從昏迷中醒來,井上菡發現自己處在一間小屋子之內。屋子裡面陳設簡單,除了一架牀鋪之外別無他物。還有,靠近牆角處有一個馬桶。看起來像是新的,應該是剛剛放進來的。整個屋中的色調完全是一片慘白,加上低矮的天花板,狹小的環境,給人一種壓抑的感覺。相信如果在這樣的小屋裡面住上幾天,在正常的人也會變得有些神經質。正對着牀鋪的就是門,井上菡判斷出那是一種特有的防盜門,能夠抵抗上萬牛頓的衝擊力,雖然可以防盜,但是如果被人從外面反鎖了,那就是防逃了。
這究竟是什麼地方?井上菡蹙起眉頭,樣子顯得楚楚動人。記得自己剛剛要離開大野惠子那等看了就噁心的人,就在門口看見了那個神秘的銀衣男子。這個人她不認識,不過從井上康,井上建,大野惠子對那人的恭敬態度看來,此人的身份一定相當高。
然後……然後自己就昏迷了,又被不知道誰帶到了這裡來。
奇怪了,爲什麼會莫名其妙的昏迷呢?她想到了自己背後的那陣劇痛,心中有些明白了。
自己是被人用麻醉針麻醉了。
這究竟是什麼人乾的?他們這樣做到底有何目的?
突然見她想到了什麼,手往胸前一按,頓時臉色一變。
胸口處的塑像已經不翼而飛!
難道這就是他們的目的?他們究竟是誰?和銀衣男子有什麼關係?
井上菡勉強自己鎮定下來,冷靜的思考着對策。
她的思考沒有保持多久,因爲很快就有人的聲音傳來:“井上小姐,你醒了。”聽聲音正是那銀衣男子在說話。門沒開,相信是通過安裝在室內的揚聲器傳來的聲音。
“你是誰?把我關在這裡幹什麼?快放我出去!否則我要控告你非法限制人身自由!”井上菡讓自己的聲音儘量變得冷靜,不能讓對手看出自己的驚慌,這是她爲黑龍會出生入死效命多年的出來的經驗教訓。
揚聲器傳來人的笑聲:“忘了自我介紹了。

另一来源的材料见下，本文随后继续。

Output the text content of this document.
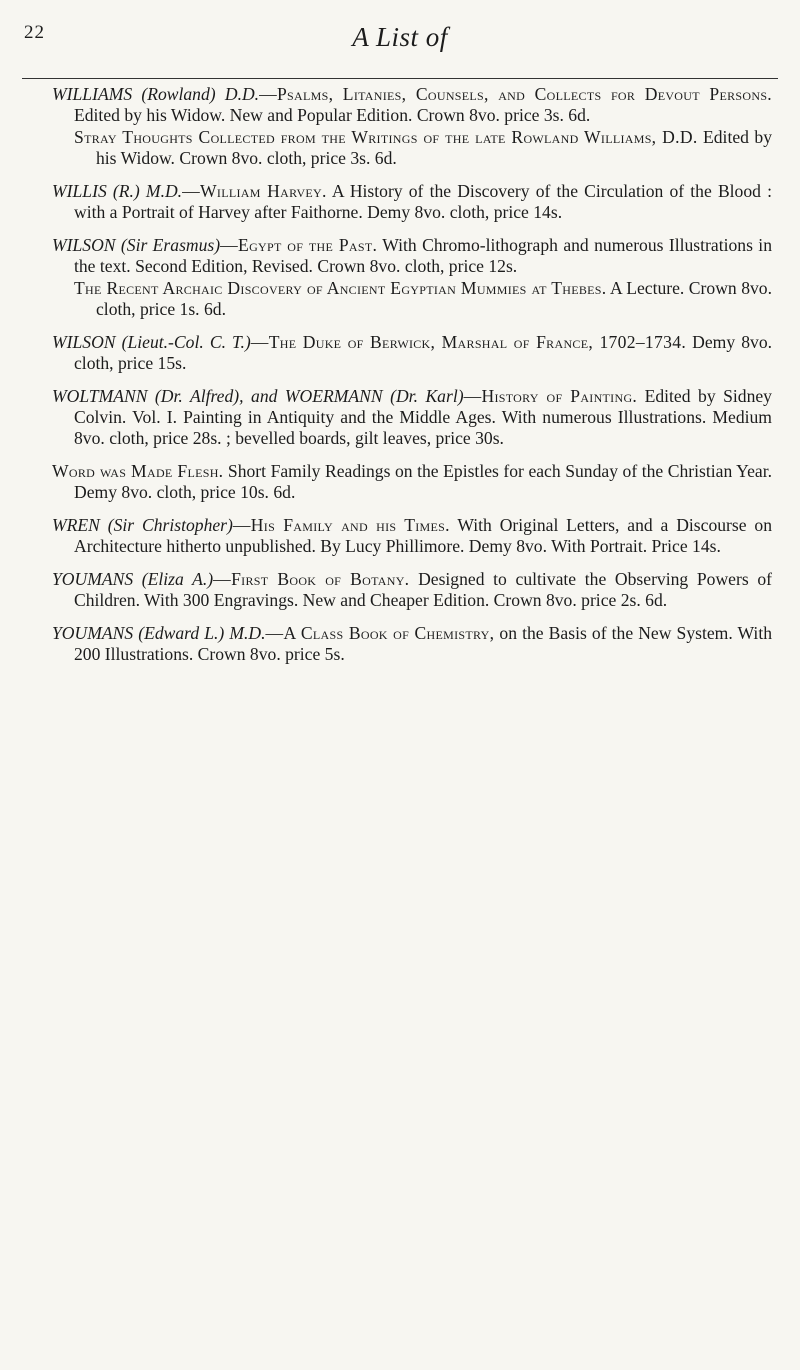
22	A List of
WILLIAMS (Rowland) D.D.—Psalms, Litanies, Counsels, and Collects for Devout Persons. Edited by his Widow. New and Popular Edition. Crown 8vo. price 3s. 6d.
Stray Thoughts Collected from the Writings of the late Rowland Williams, D.D. Edited by his Widow. Crown 8vo. cloth, price 3s. 6d.
WILLIS (R.) M.D.—William Harvey. A History of the Discovery of the Circulation of the Blood : with a Portrait of Harvey after Faithorne. Demy 8vo. cloth, price 14s.
WILSON (Sir Erasmus)—Egypt of the Past. With Chromo-lithograph and numerous Illustrations in the text. Second Edition, Revised. Crown 8vo. cloth, price 12s.
The Recent Archaic Discovery of Ancient Egyptian Mummies at Thebes. A Lecture. Crown 8vo. cloth, price 1s. 6d.
WILSON (Lieut.-Col. C. T.)—The Duke of Berwick, Marshal of France, 1702–1734. Demy 8vo. cloth, price 15s.
WOLTMANN (Dr. Alfred), and WOERMANN (Dr. Karl)—History of Painting. Edited by Sidney Colvin. Vol. I. Painting in Antiquity and the Middle Ages. With numerous Illustrations. Medium 8vo. cloth, price 28s. ; bevelled boards, gilt leaves, price 30s.
Word was Made Flesh. Short Family Readings on the Epistles for each Sunday of the Christian Year. Demy 8vo. cloth, price 10s. 6d.
WREN (Sir Christopher)—His Family and his Times. With Original Letters, and a Discourse on Architecture hitherto unpublished. By Lucy Phillimore. Demy 8vo. With Portrait. Price 14s.
YOUMANS (Eliza A.)—First Book of Botany. Designed to cultivate the Observing Powers of Children. With 300 Engravings. New and Cheaper Edition. Crown 8vo. price 2s. 6d.
YOUMANS (Edward L.) M.D.—A Class Book of Chemistry, on the Basis of the New System. With 200 Illustrations. Crown 8vo. price 5s.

我叫田中壽,是《田中奏摺》的制定者田中義一的後代,田中家族的繼承人,未來的田中家族家主。”
什麼?
井上菡微微吃驚。制定田中奏摺的田中家族在整個日本無論是政界、軍界還是經濟界都擁有相當強大的勢力,甚至有傳言日本的真正前途命運和日本政府的決策,都是由田中家族和好幾個類似於田中家族的大家族在地下決定的。他們真正掌握了日本的一切命脈!那麼田中壽的身份就非同小可了。想不到自己落到了他的手中。尤其可慮者,雖然自己和此人接觸不多,但是卻可以清楚地從他看自己的眼神中看出他對自己的野心。他究竟想幹什麼呢?
揚聲器中繼續傳來聲音道:“相信以井上小姐的聰明,應該明白我把你關起來是爲了什麼了。”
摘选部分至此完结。